# Looking for Tank decal pixs of Western Flyer X53



## bcrawf283 (Feb 6, 2011)

I have a friend who needs decals for a  1950's Western Flyer X53 I have the seat mast and fork decals but need the tank decals. If you have good close-up pixs and are willing to share them (.jpgs are fine) I will make you a set of them.
Thank You,
Bruce Crawford


----------



## MaxGlide (Feb 6, 2011)

i could use a tank decal as well for the x 53


----------



## Fltwd57 (Feb 6, 2011)

Bruce, I'll take a few pics of mine for you tomorrow.. PM me with your email address and I'll send you some close-ups.
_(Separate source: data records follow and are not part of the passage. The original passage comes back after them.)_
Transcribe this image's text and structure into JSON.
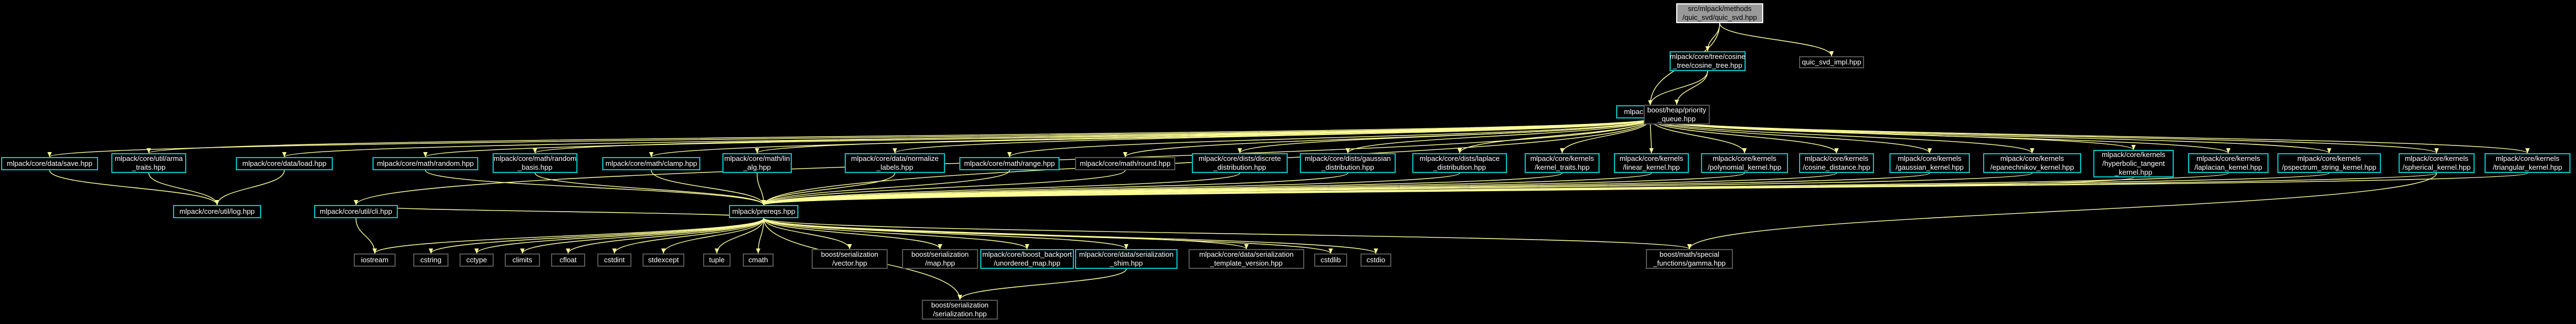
{
  "graph": {
    "nodes": [
      {
        "id": "root",
        "label": "src/mlpack/methods\n/quic_svd/quic_svd.hpp",
        "style": "root"
      },
      {
        "id": "cosine_tree",
        "label": "mlpack/core/tree/cosine\n_tree/cosine_tree.hpp",
        "style": "linked"
      },
      {
        "id": "quic_impl",
        "label": "quic_svd_impl.hpp",
        "style": "plain"
      },
      {
        "id": "core",
        "label": "mlpack/core.hpp",
        "style": "linked"
      },
      {
        "id": "boost_heap",
        "label": "boost/heap/priority\n_queue.hpp",
        "style": "plain"
      },
      {
        "id": "save",
        "label": "mlpack/core/data/save.hpp",
        "style": "linked"
      },
      {
        "id": "arma_traits",
        "label": "mlpack/core/util/arma\n_traits.hpp",
        "style": "linked"
      },
      {
        "id": "load",
        "label": "mlpack/core/data/load.hpp",
        "style": "linked"
      },
      {
        "id": "random",
        "label": "mlpack/core/math/random.hpp",
        "style": "linked"
      },
      {
        "id": "random_basis",
        "label": "mlpack/core/math/random\n_basis.hpp",
        "style": "linked"
      },
      {
        "id": "clamp",
        "label": "mlpack/core/math/clamp.hpp",
        "style": "linked"
      },
      {
        "id": "lin_alg",
        "label": "mlpack/core/math/lin\n_alg.hpp",
        "style": "linked"
      },
      {
        "id": "normalize",
        "label": "mlpack/core/data/normalize\n_labels.hpp",
        "style": "linked"
      },
      {
        "id": "range",
        "label": "mlpack/core/math/range.hpp",
        "style": "linked"
      },
      {
        "id": "round",
        "label": "mlpack/core/math/round.hpp",
        "style": "plain"
      },
      {
        "id": "discrete",
        "label": "mlpack/core/dists/discrete\n_distribution.hpp",
        "style": "linked"
      },
      {
        "id": "gaussian_dist",
        "label": "mlpack/core/dists/gaussian\n_distribution.hpp",
        "style": "linked"
      },
      {
        "id": "laplace",
        "label": "mlpack/core/dists/laplace\n_distribution.hpp",
        "style": "linked"
      },
      {
        "id": "kernel_traits",
        "label": "mlpack/core/kernels\n/kernel_traits.hpp",
        "style": "linked"
      },
      {
        "id": "linear_kernel",
        "label": "mlpack/core/kernels\n/linear_kernel.hpp",
        "style": "linked"
      },
      {
        "id": "polynomial",
        "label": "mlpack/core/kernels\n/polynomial_kernel.hpp",
        "style": "linked"
      },
      {
        "id": "cosine_dist",
        "label": "mlpack/core/kernels\n/cosine_distance.hpp",
        "style": "linked"
      },
      {
        "id": "gaussian_kernel",
        "label": "mlpack/core/kernels\n/gaussian_kernel.hpp",
        "style": "linked"
      },
      {
        "id": "epanechnikov",
        "label": "mlpack/core/kernels\n/epanechnikov_kernel.hpp",
        "style": "linked"
      },
      {
        "id": "hyperbolic",
        "label": "mlpack/core/kernels\n/hyperbolic_tangent\n_kernel.hpp",
        "style": "linked"
      },
      {
        "id": "laplacian",
        "label": "mlpack/core/kernels\n/laplacian_kernel.hpp",
        "style": "linked"
      },
      {
        "id": "pspectrum",
        "label": "mlpack/core/kernels\n/pspectrum_string_kernel.hpp",
        "style": "linked"
      },
      {
        "id": "spherical",
        "label": "mlpack/core/kernels\n/spherical_kernel.hpp",
        "style": "linked"
      },
      {
        "id": "triangular",
        "label": "mlpack/core/kernels\n/triangular_kernel.hpp",
        "style": "linked"
      },
      {
        "id": "log",
        "label": "mlpack/core/util/log.hpp",
        "style": "linked"
      },
      {
        "id": "cli",
        "label": "mlpack/core/util/cli.hpp",
        "style": "linked"
      },
      {
        "id": "prereqs",
        "label": "mlpack/prereqs.hpp",
        "style": "linked"
      },
      {
        "id": "iostream",
        "label": "iostream",
        "style": "plain"
      },
      {
        "id": "cstring",
        "label": "cstring",
        "style": "plain"
      },
      {
        "id": "cctype",
        "label": "cctype",
        "style": "plain"
      },
      {
        "id": "climits",
        "label": "climits",
        "style": "plain"
      },
      {
        "id": "cfloat",
        "label": "cfloat",
        "style": "plain"
      },
      {
        "id": "cstdint",
        "label": "cstdint",
        "style": "plain"
      },
      {
        "id": "stdexcept",
        "label": "stdexcept",
        "style": "plain"
      },
      {
        "id": "tuple",
        "label": "tuple",
        "style": "plain"
      },
      {
        "id": "cmath",
        "label": "cmath",
        "style": "plain"
      },
      {
        "id": "boost_vector",
        "label": "boost/serialization\n/vector.hpp",
        "style": "plain"
      },
      {
        "id": "boost_map",
        "label": "boost/serialization\n/map.hpp",
        "style": "plain"
      },
      {
        "id": "unordered_map",
        "label": "mlpack/core/boost_backport\n/unordered_map.hpp",
        "style": "linked"
      },
      {
        "id": "serialization_shim",
        "label": "mlpack/core/data/serialization\n_shim.hpp",
        "style": "linked"
      },
      {
        "id": "template_version",
        "label": "mlpack/core/data/serialization\n_template_version.hpp",
        "style": "plain"
      },
      {
        "id": "cstdlib",
        "label": "cstdlib",
        "style": "plain"
      },
      {
        "id": "cstdio",
        "label": "cstdio",
        "style": "plain"
      },
      {
        "id": "gamma",
        "label": "boost/math/special\n_functions/gamma.hpp",
        "style": "plain"
      },
      {
        "id": "boost_serialization",
        "label": "boost/serialization\n/serialization.hpp",
        "style": "plain"
      }
    ],
    "edges": [
      [
        "root",
        "cosine_tree"
      ],
      [
        "root",
        "quic_impl"
      ],
      [
        "root",
        "core"
      ],
      [
        "cosine_tree",
        "core"
      ],
      [
        "cosine_tree",
        "boost_heap"
      ],
      [
        "core",
        "save"
      ],
      [
        "core",
        "arma_traits"
      ],
      [
        "core",
        "load"
      ],
      [
        "core",
        "random"
      ],
      [
        "core",
        "random_basis"
      ],
      [
        "core",
        "clamp"
      ],
      [
        "core",
        "lin_alg"
      ],
      [
        "core",
        "normalize"
      ],
      [
        "core",
        "range"
      ],
      [
        "core",
        "round"
      ],
      [
        "core",
        "discrete"
      ],
      [
        "core",
        "gaussian_dist"
      ],
      [
        "core",
        "laplace"
      ],
      [
        "core",
        "kernel_traits"
      ],
      [
        "core",
        "linear_kernel"
      ],
      [
        "core",
        "polynomial"
      ],
      [
        "core",
        "cosine_dist"
      ],
      [
        "core",
        "gaussian_kernel"
      ],
      [
        "core",
        "epanechnikov"
      ],
      [
        "core",
        "hyperbolic"
      ],
      [
        "core",
        "laplacian"
      ],
      [
        "core",
        "pspectrum"
      ],
      [
        "core",
        "spherical"
      ],
      [
        "core",
        "triangular"
      ],
      [
        "core",
        "cli"
      ],
      [
        "core",
        "prereqs"
      ],
      [
        "save",
        "log"
      ],
      [
        "arma_traits",
        "log"
      ],
      [
        "load",
        "log"
      ],
      [
        "random",
        "prereqs"
      ],
      [
        "random_basis",
        "prereqs"
      ],
      [
        "clamp",
        "prereqs"
      ],
      [
        "lin_alg",
        "prereqs"
      ],
      [
        "normalize",
        "prereqs"
      ],
      [
        "range",
        "prereqs"
      ],
      [
        "round",
        "prereqs"
      ],
      [
        "discrete",
        "prereqs"
      ],
      [
        "gaussian_dist",
        "prereqs"
      ],
      [
        "laplace",
        "prereqs"
      ],
      [
        "kernel_traits",
        "prereqs"
      ],
      [
        "linear_kernel",
        "prereqs"
      ],
      [
        "polynomial",
        "prereqs"
      ],
      [
        "cosine_dist",
        "prereqs"
      ],
      [
        "gaussian_kernel",
        "prereqs"
      ],
      [
        "epanechnikov",
        "prereqs"
      ],
      [
        "hyperbolic",
        "prereqs"
      ],
      [
        "laplacian",
        "prereqs"
      ],
      [
        "pspectrum",
        "prereqs"
      ],
      [
        "spherical",
        "prereqs"
      ],
      [
        "triangular",
        "prereqs"
      ],
      [
        "spherical",
        "gamma"
      ],
      [
        "cli",
        "iostream"
      ],
      [
        "cli",
        "prereqs"
      ],
      [
        "prereqs",
        "iostream"
      ],
      [
        "prereqs",
        "cstring"
      ],
      [
        "prereqs",
        "cctype"
      ],
      [
        "prereqs",
        "climits"
      ],
      [
        "prereqs",
        "cfloat"
      ],
      [
        "prereqs",
        "cstdint"
      ],
      [
        "prereqs",
        "stdexcept"
      ],
      [
        "prereqs",
        "tuple"
      ],
      [
        "prereqs",
        "cmath"
      ],
      [
        "prereqs",
        "boost_vector"
      ],
      [
        "prereqs",
        "boost_map"
      ],
      [
        "prereqs",
        "unordered_map"
      ],
      [
        "prereqs",
        "serialization_shim"
      ],
      [
        "prereqs",
        "template_version"
      ],
      [
        "prereqs",
        "cstdlib"
      ],
      [
        "prereqs",
        "cstdio"
      ],
      [
        "prereqs",
        "gamma"
      ],
      [
        "prereqs",
        "boost_serialization"
      ],
      [
        "serialization_shim",
        "boost_serialization"
      ]
    ]
  },
  "colors": {
    "background": "#000000",
    "edge": "#ffff99",
    "linked_border": "#00c8c8",
    "plain_border": "#555555",
    "root_fill": "#9a9a9a"
  }
}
No need to make me a set of decals, you can give them to MaxGlide.


----------



## fordsnake (Feb 6, 2011)

Hey, don't forget scrubbinrims, I'm sure he's looking too?


----------



## scrubbinrims (Feb 6, 2011)

Thanks for the shout out fordsnake.
Yes, I have an extensive x-53 restoration on my hands...only missing decals and the fender reflector bridge, but probably will  have to upgrade wheels as well.
No snow here and I was outside working on them (now 2- thanks yeshoney), putting some extra stuff on ebay tonight.
Pretty cool how it all fits together.
My decals are faded and you probably couldn't extrapolate from what I have.
If you get them made,  please  drop me a line and if you want to make a decal for a higgins jetflow, lmk as I have a good sponsor and I haven't seen them available.
Thanks,  Chris


----------



## MaxGlide (Mar 25, 2011)

*Thanks!*

] Just wanted to thank you for the decals, they look great and will look AWESOME on my x-53!


----------